Ganssle blamed the failures on three phenomena: engineers build bad code; software is inherently problematic; and there is a fundamental disconnect between an engineer writing code and management's pressure to ship before it is ready.
Ganssle recited a litany of failures caused by lessons unlearned which have caused everthing from minor inconveniences to injury and death. He urged engineers to "program defensively."
Many failures cited by Ganssle were caused by faulty embedded software that brought down aircraft. In two space missions, Clementine and NEAR, errors learned in the first were repeated in the second. "In both cases, a glitch in a sequence of events caused all the fuel of the thrusters to be dumped all because of insufficient testing and the need to meet unreasonable schedules," said Ganssle.
In fact, NASA has mapped mission schedules against their complexity. The result has been more complex systems that have a tendency to fail under tighter schedules. "The recent launch of one of the most complex Mars exploration vehicles went without a glitch [but] I'm holding my breadth for its success", said Ganssle.
Ganssle cited a report on growing pacemaker recalls from 1990 to 2000. "The scary part is that for the last half of the decade, the results became worse. And some of these pacers have killed people."
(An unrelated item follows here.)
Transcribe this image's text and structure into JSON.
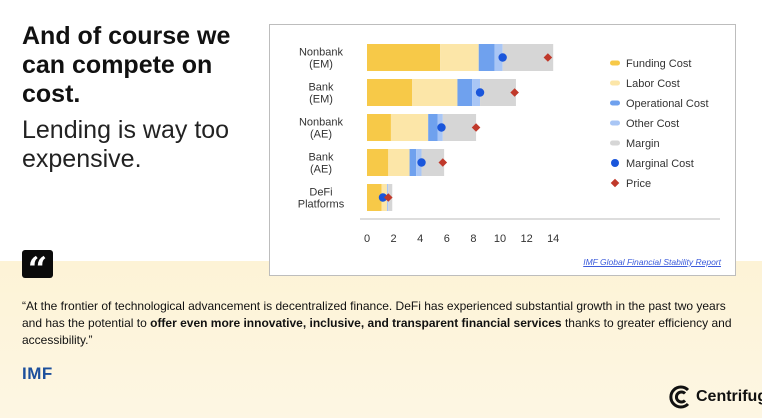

Ganssle is a veteran embedded system designer with about 150 projects under his belt, including a White House security system and other classified government projects. "No system is perfect, but we as an industry need to concentrate on learning from our failures, sharing those failures with others and applying better solutions to the next project."
A level of acceptable risk must also be considered, Ganssle said. The August blackout was not a failure, in Ganssle's eyes. "When you have a mean-time-between failures (MTBF) of 25 years, that's pretty good. Stressed systems will fail, and you need to design for the expected MTBF. But the failures are not appreciated by the general public."
The Embedded Systems Conference runs through Thursday (Sept. 18). Conference organizers said attendance was up 20 percent over last year.